Le deuil au cœur d’un drame déchirant…
Dan, père de famille, travaille sur des chantiers de voirie à Chicago. Un peu par hasard, et à l’insu de sa famille, il intègre une troupe de théâtre amateur qui met en scène Roméo et Juliette à un moment difficile de sa vie. Peu à peu, la tragédie qui se monte sur scène commence à lui renvoyer le reflet de sa propre vie.

Dans les pays anglo-saxons, Ghost Light est l’expression qui désigne les veilleuses, généralement sur trépied, qui restent allumées au centre des scènes de théâtre la nuit. Dans l’imaginaire populaire, elles ont toujours une dimension superstitieuse, censées par exemple apaiser les fantômes qui hantent les lieux.

Pour le premier long-métrage de la cinéaste Kelly O'Sullivan, le choix de ce titre donne donc le ton, puisque les personnages qui portent son intrigue sont poursuivis par leurs propres fantômes et non-dits. En choisissant de laisser le sujet à interprétation – dans un premier temps tout du moins –, Ghostlight met plutôt en lumière les tensions presque palpables qui parcourent cette famille.
Si les femmes du film manifestent leur envie de parler et de se confier sur cette expérience traumatique, c’est sur le point de vue du père, peu enclin à faire part de ses sentiments et pour qui les pleurs sont synonymes de faiblesse, que la réalisatrice a souhaité se focaliser : “Quelles sont ces choses que nos parents gardent enfouies ? Je suis fascinée par la façon dont certaines personnes associent la tristesse à une faiblesse, notamment chez les hommes”, explique-t-elle.
… porté par une famille plus vraie que nature
Pourtant, c’est grâce à la pratique du théâtre, qui implique de lâcher prise et d’exprimer ses émotions dans un cadre rassurant et sans jugement, que Dan parvient peu à peu à dépasser son mutisme.
La singularité de Ghostlight repose donc principalement sur une mise en abyme déconcertante : les acteurs deviennent des acteurs au sein même de l’œuvre. Dan, ouvrier a priori peu enclin à se glisser dans la peau d’un personnage shakespearien, se retrouve embarqué malgré lui dans la conception de la pièce Roméo et Juliette, jouée par une troupe amateure. D’abord méfiant, manquant cruellement de confiance en lui, le père de famille va finalement découvrir que le théâtre est accessible à tous et qu’il est un formidable exutoire grâce à la bienveillance de ses camarades de jeu.

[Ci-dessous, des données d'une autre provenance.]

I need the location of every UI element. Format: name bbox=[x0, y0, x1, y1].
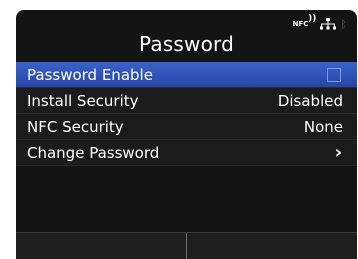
menu-item-install-security[interactable]: Install Security Disabled bbox=[16, 88, 357, 114]
menu-item-value: Disabled bbox=[277, 91, 343, 110]
nfc-icon: NFC )) bbox=[292, 14, 317, 28]
network-icon bbox=[320, 18, 337, 30]
menu-item-label: Change Password bbox=[27, 143, 160, 162]
settings-menu: Password Enable Install Security Disable… bbox=[16, 62, 357, 166]
menu-item-label: NFC Security bbox=[27, 117, 124, 136]
menu-item-password-enable[interactable]: Password Enable bbox=[16, 62, 357, 88]
page-title: Password bbox=[138, 32, 235, 56]
menu-item-change-password[interactable]: Change Password › bbox=[16, 140, 357, 166]
menu-item-label: Install Security bbox=[27, 91, 139, 110]
nfc-label: NFC bbox=[292, 20, 309, 28]
softkey-left[interactable] bbox=[16, 233, 186, 259]
menu-item-nfc-security[interactable]: NFC Security None bbox=[16, 114, 357, 140]
softkey-bar bbox=[16, 232, 357, 259]
menu-item-value: None bbox=[303, 117, 343, 136]
password-enable-checkbox[interactable] bbox=[327, 67, 341, 82]
nfc-waves: )) bbox=[308, 14, 317, 24]
chevron-right-icon: › bbox=[334, 142, 342, 163]
menu-item-label: Password Enable bbox=[27, 65, 153, 84]
status-bar: NFC )) ᛒ bbox=[292, 14, 347, 33]
softkey-right[interactable] bbox=[186, 233, 357, 259]
device-screen: NFC )) ᛒ Password Password Enable Instal… bbox=[16, 10, 357, 259]
bluetooth-icon: ᛒ bbox=[340, 17, 347, 31]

Et si Ghostlight parvient autant à véhiculer les émotions de ses personnages, c’est que la distribution du long-métrage propose une interprétation particulièrement authentique. En réalité, une bonne poignée du casting se connaît, notamment la famille qui forme dans la réalité… une vraie famille ! Le rôle de Dan, le père, a été immédiatement pensé pour Keith Kupferer, qui avait déjà monté une pièce de théâtre avec la réalisatrice, qui n’avait pourtant “pas du tout pensé à sa famille, raconte-t-elle. Il m’a demandé si sa fille pouvait auditionner. J’étais stupéfaite ! Elle avait cette confiance et cet air effronté.” ! À partir de là, le rôle de la mère a naturellement été attribuée à la “vraie” mère de famille et femme du comédien, Tara Mallen, également comédienne.
C’est cette sincérité qu’a cherché à recréer à l’écran la cinéaste Kelly O’Sullivan, dans la famille comme dans la troupe de théâtre : “Cette alchimie vient en partie du fait que beaucoup d’acteurs se connaissent depuis des années, car nous avons puisé dans la communauté théâtrale de Chicago pour presque tous les rôles. Pour les scènes où ils jouent à des jeux, nous les avons vraiment fait jouer. Donc, quand ils rient aux éclats, c’est pour de vrai.”
Drame poignant et authentique porté par Keith, Katherine et Tara Mallen-Kupferer, famille à la ville comme à la scène, Ghostlight est à découvrir au cinéma dès maintenant.